Положил трубку… И остался в будке. Понимая, что, в сущности, ему совершенно некуда идти. И стоял там. Словно манекен в витрине. Или словно заспиртованный в банке червяк.
И в этом месте мы расстаёмся с ним навсегда.
Стелла, чуть ли не теряя сознание от ужаса, закричала:
— Подонок!
И бросила трубку.
Даже Ваня пришёл взглянуть, что случилось. Маша сидела, застывшая, как статуя, с изумлённым выражением лица.
— Маш, сюда сейчас придут мои родители. Тебе лучше здесь, Маш, не быть…
Все до конца
Нина Александровна вбежала в квартиру, увидела Ваню и Стеллу, не то закричала что-то, не то засмеялась и, что было в ней горя, ударила дочь по щеке.
Георгий Георгиевич, который вбежал вслед за женой, словно не увидел этого удара, сказал с холодностью:
— Ну вот, Стрелка. Всё, как ты хотела.
Шаровые молнии катались и летали по комнате. Всё происходило словно одновременно…
Ваня закричал:
— Эй ты! Не смей Стрелку трогать!
Мать, стоя с бессильно опущенными руками, выронила из глаз две слезы. И потом ещё две. Стелла видела их все четыре. Щека её горела — чувствовала Нинину ладонь, каждый Нинин палец.
Гора что-то произнёс.
А больше… а всё время говорила Нина, говорила, будто не существовало Ваниного крика, говорила обидное, без конца обидное. Так хотелось защититься — надерзить в ответ. Испугалась… Нет, не новой пощёчины. А того, что потом ей не дадут и полсекунды на оправдание. Не дадут сказать: «Не я это!
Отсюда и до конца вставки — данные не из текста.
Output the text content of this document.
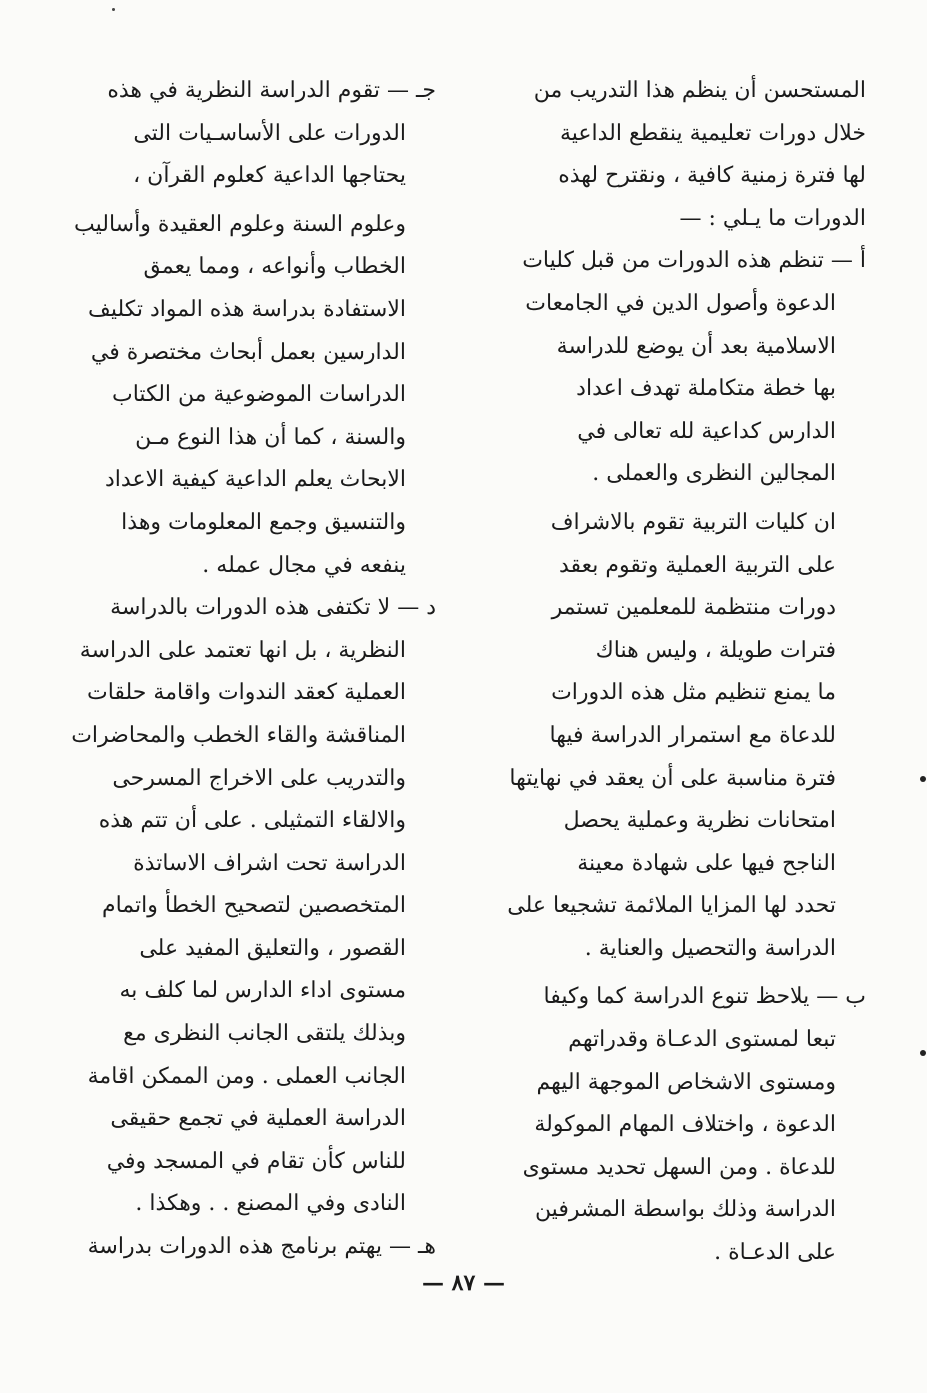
المستحسن أن ينظم هذا التدريب من
خلال دورات تعليمية ينقطع الداعية
لها فترة زمنية كافية ، ونقترح لهذه
الدورات ما يـلي : —
أ — تنظم هذه الدورات من قبل كليات
الدعوة وأصول الدين في الجامعات
الاسلامية بعد أن يوضع للدراسة
بها خطة متكاملة تهدف اعداد
الدارس كداعية لله تعالى في
المجالين النظرى والعملى .
ان كليات التربية تقوم بالاشراف
على التربية العملية وتقوم بعقد
دورات منتظمة للمعلمين تستمر
فترات طويلة ، وليس هناك
ما يمنع تنظيم مثل هذه الدورات
للدعاة مع استمرار الدراسة فيها
فترة مناسبة على أن يعقد في نهايتها
امتحانات نظرية وعملية يحصل
الناجح فيها على شهادة معينة
تحدد لها المزايا الملائمة تشجيعا على
الدراسة والتحصيل والعناية .
ب — يلاحظ تنوع الدراسة كما وكيفا
تبعا لمستوى الدعـاة وقدراتهم
ومستوى الاشخاص الموجهة اليهم
الدعوة ، واختلاف المهام الموكولة
للدعاة . ومن السهل تحديد مستوى
الدراسة وذلك بواسطة المشرفين
على الدعـاة .
جـ — تقوم الدراسة النظرية في هذه
الدورات على الأساسـيات التى
يحتاجها الداعية كعلوم القرآن ،
وعلوم السنة وعلوم العقيدة وأساليب
الخطاب وأنواعه ، ومما يعمق
الاستفادة بدراسة هذه المواد تكليف
الدارسين بعمل أبحاث مختصرة في
الدراسات الموضوعية من الكتاب
والسنة ، كما أن هذا النوع مـن
الابحاث يعلم الداعية كيفية الاعداد
والتنسيق وجمع المعلومات وهذا
ينفعه في مجال عمله .
د — لا تكتفى هذه الدورات بالدراسة
النظرية ، بل انها تعتمد على الدراسة
العملية كعقد الندوات واقامة حلقات
المناقشة والقاء الخطب والمحاضرات
والتدريب على الاخراج المسرحى
والالقاء التمثيلى . على أن تتم هذه
الدراسة تحت اشراف الاساتذة
المتخصصين لتصحيح الخطأ واتمام
القصور ، والتعليق المفيد على
مستوى اداء الدارس لما كلف به
وبذلك يلتقى الجانب النظرى مع
الجانب العملى . ومن الممكن اقامة
الدراسة العملية في تجمع حقيقى
للناس كأن تقام في المسجد وفي
النادى وفي المصنع . . وهكذا .
هـ — يهتم برنامج هذه الدورات بدراسة
— ٨٧ —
Как же вы могли подумать, что это я?!»
И ещё она боялась… Если родители узнают, что это Лёня сделал, они могут опять разойтись. Они ведь пришли в ужас именно от Стеллиного поступка. Подумали: надо её скорее спасать, такую бессердечную и жестокую дрянь!
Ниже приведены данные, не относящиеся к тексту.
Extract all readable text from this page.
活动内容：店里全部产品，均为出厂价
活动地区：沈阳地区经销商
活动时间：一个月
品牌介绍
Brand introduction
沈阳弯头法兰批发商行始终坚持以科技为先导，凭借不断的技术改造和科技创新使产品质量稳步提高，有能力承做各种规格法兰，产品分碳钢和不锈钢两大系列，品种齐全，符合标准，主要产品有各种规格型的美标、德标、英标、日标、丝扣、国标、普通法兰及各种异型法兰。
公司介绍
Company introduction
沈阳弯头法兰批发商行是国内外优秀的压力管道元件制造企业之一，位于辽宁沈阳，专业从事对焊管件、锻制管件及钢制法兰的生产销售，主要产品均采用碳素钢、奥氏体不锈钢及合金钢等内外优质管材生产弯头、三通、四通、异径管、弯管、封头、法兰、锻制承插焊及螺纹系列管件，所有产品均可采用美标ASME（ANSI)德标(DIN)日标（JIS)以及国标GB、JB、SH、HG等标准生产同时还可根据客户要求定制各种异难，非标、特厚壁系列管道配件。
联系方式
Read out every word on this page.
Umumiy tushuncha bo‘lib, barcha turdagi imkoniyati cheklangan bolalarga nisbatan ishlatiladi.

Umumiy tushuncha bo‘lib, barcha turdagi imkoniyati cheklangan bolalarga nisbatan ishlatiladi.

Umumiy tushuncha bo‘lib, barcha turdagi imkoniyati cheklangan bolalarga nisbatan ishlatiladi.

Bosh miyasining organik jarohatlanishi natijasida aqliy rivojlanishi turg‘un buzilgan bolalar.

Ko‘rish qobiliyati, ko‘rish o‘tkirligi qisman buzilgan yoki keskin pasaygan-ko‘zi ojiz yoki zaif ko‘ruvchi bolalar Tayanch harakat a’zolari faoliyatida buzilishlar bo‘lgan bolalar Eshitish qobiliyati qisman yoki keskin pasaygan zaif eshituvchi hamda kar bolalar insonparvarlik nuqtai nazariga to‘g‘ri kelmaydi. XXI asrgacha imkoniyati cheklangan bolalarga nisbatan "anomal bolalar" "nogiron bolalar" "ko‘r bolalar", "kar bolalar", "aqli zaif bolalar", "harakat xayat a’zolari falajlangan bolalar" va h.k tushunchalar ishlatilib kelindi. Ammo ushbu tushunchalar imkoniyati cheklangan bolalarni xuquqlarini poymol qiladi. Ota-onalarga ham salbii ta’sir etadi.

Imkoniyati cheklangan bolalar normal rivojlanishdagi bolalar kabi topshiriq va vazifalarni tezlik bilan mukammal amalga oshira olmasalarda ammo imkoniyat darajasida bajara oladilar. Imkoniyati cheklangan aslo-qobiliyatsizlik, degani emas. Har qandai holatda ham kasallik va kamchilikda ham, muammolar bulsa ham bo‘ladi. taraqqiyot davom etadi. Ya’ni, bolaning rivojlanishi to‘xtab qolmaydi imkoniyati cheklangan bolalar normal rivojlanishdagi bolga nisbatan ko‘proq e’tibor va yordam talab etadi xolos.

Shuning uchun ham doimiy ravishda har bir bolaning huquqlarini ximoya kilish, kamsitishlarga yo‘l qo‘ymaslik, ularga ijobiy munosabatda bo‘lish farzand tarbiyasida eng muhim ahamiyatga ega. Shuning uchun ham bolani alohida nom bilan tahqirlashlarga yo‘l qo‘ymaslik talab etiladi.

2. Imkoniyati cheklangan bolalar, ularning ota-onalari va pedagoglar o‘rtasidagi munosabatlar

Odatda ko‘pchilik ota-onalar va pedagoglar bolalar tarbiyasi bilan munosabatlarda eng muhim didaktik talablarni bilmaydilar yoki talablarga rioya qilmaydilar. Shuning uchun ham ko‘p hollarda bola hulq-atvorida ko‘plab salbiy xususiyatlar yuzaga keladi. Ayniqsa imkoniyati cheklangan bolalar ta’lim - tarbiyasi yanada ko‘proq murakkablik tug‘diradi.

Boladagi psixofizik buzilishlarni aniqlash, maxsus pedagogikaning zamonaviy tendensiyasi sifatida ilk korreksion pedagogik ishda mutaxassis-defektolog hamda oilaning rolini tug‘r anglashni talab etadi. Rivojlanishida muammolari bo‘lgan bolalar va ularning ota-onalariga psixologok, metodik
А узнают, что это Лёня — ну тогда ничего, тогда это дяди Венины проблемы, а им можно спокойно разводиться…
Но кто же тогда Лёню воспитал таким?.. Компьютером-шакалом! Кто же ещё — Нилегины папа с мамой! Они «воспитали», потому что, наверное, очень плохо его воспитывали. И со Стеллы не надо спрашивать слишком много. У неё тоже хватало «воспитателей». И если она вела себя жестоко, то ей тут есть кому за это сказать спасибо, есть!
И однако же нельзя всё валить на учителей, на родителей. Ведь человек, в конце концов, не кусок пластилина — что захотят из него, то и слепят. Человек сам за что-то должен отвечать. Ни Лёня, бессердечный добряк, ни родители, никто не будет держать ответ перед её совестью, а только она одна.
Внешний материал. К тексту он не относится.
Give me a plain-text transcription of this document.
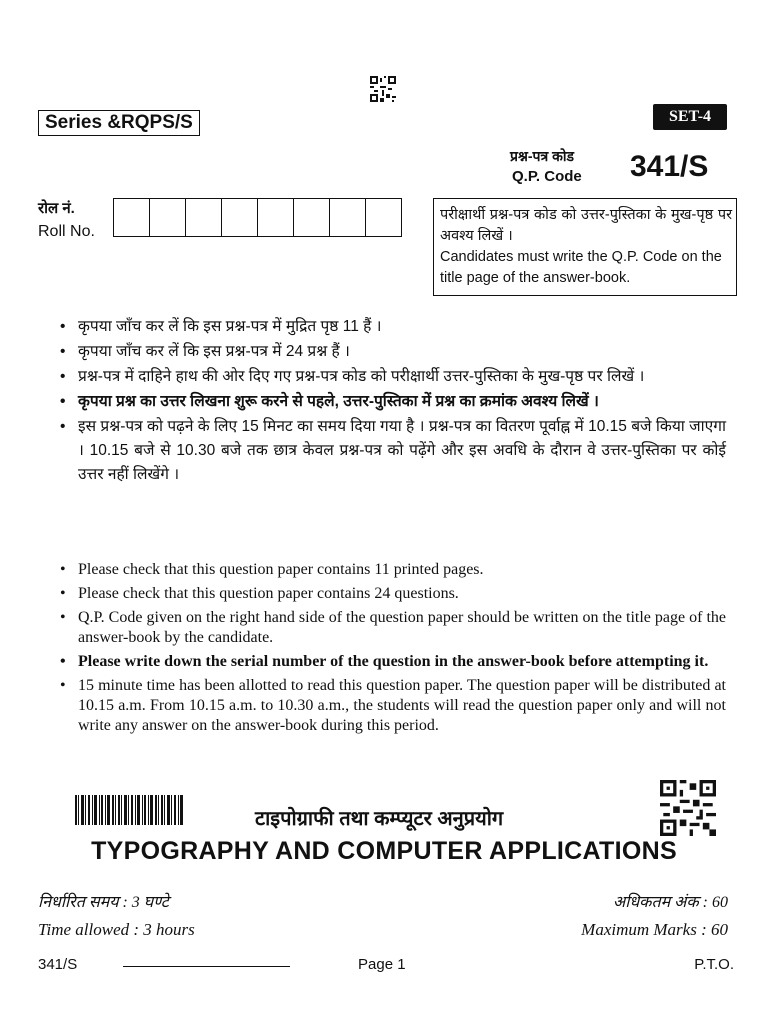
Series &RQPS/S	SET-4
प्रश्न-पत्र कोड
Q.P. Code 341/S
रोल नं.
Roll No.
परीक्षार्थी प्रश्न-पत्र कोड को उत्तर-पुस्तिका के मुख-पृष्ठ पर अवश्य लिखें ।
Candidates must write the Q.P. Code on the title page of the answer-book.
• कृपया जाँच कर लें कि इस प्रश्न-पत्र में मुद्रित पृष्ठ 11 हैं ।
• कृपया जाँच कर लें कि इस प्रश्न-पत्र में 24 प्रश्न हैं ।
• प्रश्न-पत्र में दाहिने हाथ की ओर दिए गए प्रश्न-पत्र कोड को परीक्षार्थी उत्तर-पुस्तिका के मुख-पृष्ठ पर लिखें ।
• कृपया प्रश्न का उत्तर लिखना शुरू करने से पहले, उत्तर-पुस्तिका में प्रश्न का क्रमांक अवश्य लिखें ।
• इस प्रश्न-पत्र को पढ़ने के लिए 15 मिनट का समय दिया गया है । प्रश्न-पत्र का वितरण पूर्वाह्न में 10.15 बजे किया जाएगा । 10.15 बजे से 10.30 बजे तक छात्र केवल प्रश्न-पत्र को पढ़ेंगे और इस अवधि के दौरान वे उत्तर-पुस्तिका पर कोई उत्तर नहीं लिखेंगे ।
• Please check that this question paper contains 11 printed pages.
• Please check that this question paper contains 24 questions.
• Q.P. Code given on the right hand side of the question paper should be written on the title page of the answer-book by the candidate.
• Please write down the serial number of the question in the answer-book before attempting it.
• 15 minute time has been allotted to read this question paper. The question paper will be distributed at 10.15 a.m. From 10.15 a.m. to 10.30 a.m., the students will read the question paper only and will not write any answer on the answer-book during this period.
टाइपोग्राफी तथा कम्प्यूटर अनुप्रयोग
TYPOGRAPHY AND COMPUTER APPLICATIONS
निर्धारित समय : 3 घण्टे
Time allowed : 3 hours
अधिकतम अंक : 60
Maximum Marks : 60
341/S	Page 1	P.T.O.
И Стелла не произнесла ни слова.
Была ей и награда за это её терпение. Думая своё, она почти не услышала предназначавшихся ей упрёков и криков, а только один… шум. Что-то вроде бормашины за стеной: неприятно, конечно, однако лично твоих зубов не касается.
Такое вот немного туповатое утешение.
…Родители и Ваня сидели за пятичасовым чаем. Обычно это было воскресным времяпрепровождением. Но сегодня на работу никто не собирался и… надо же с чего-то начинать семейную жизнь.
— Стелла, ты идёшь?
Стелла покачала головой. Она только что надела свитер через голову и стояла такая милая, такая растрёпанная, что матери невольно захотелось улыбнуться и простить её. И даже, быть может, самой попросить прощения. Но вспомнила, какую боль она пережила из-за дочери. И сдержала улыбку. И не спросила, что за сборы, куда. Повернулась и ушла, даже не пожав плечами. Ничего-ничего, пусть как следует прочувствует!
Среди разных сортов горя есть такой особый сорт — горе людей, добившихся своего. За каждую победу, так или иначе, расплачиваешься куском души, и в чём-то поступаешься благородством (а что делать — борьба), и на какое-то время забываешь о доброте (а что делать — побеждает кто-то один). Ты думаешь: не для себя же стараюсь, для других (для Вани, например). Но те, для кого ты стараешься, возьмут немного погодя твою победу, рассмотрят её со всех сторон. «Что-то дурно, — скажут, — она попахивает!» Так ей, наверное, когда-нибудь скажет Ваня.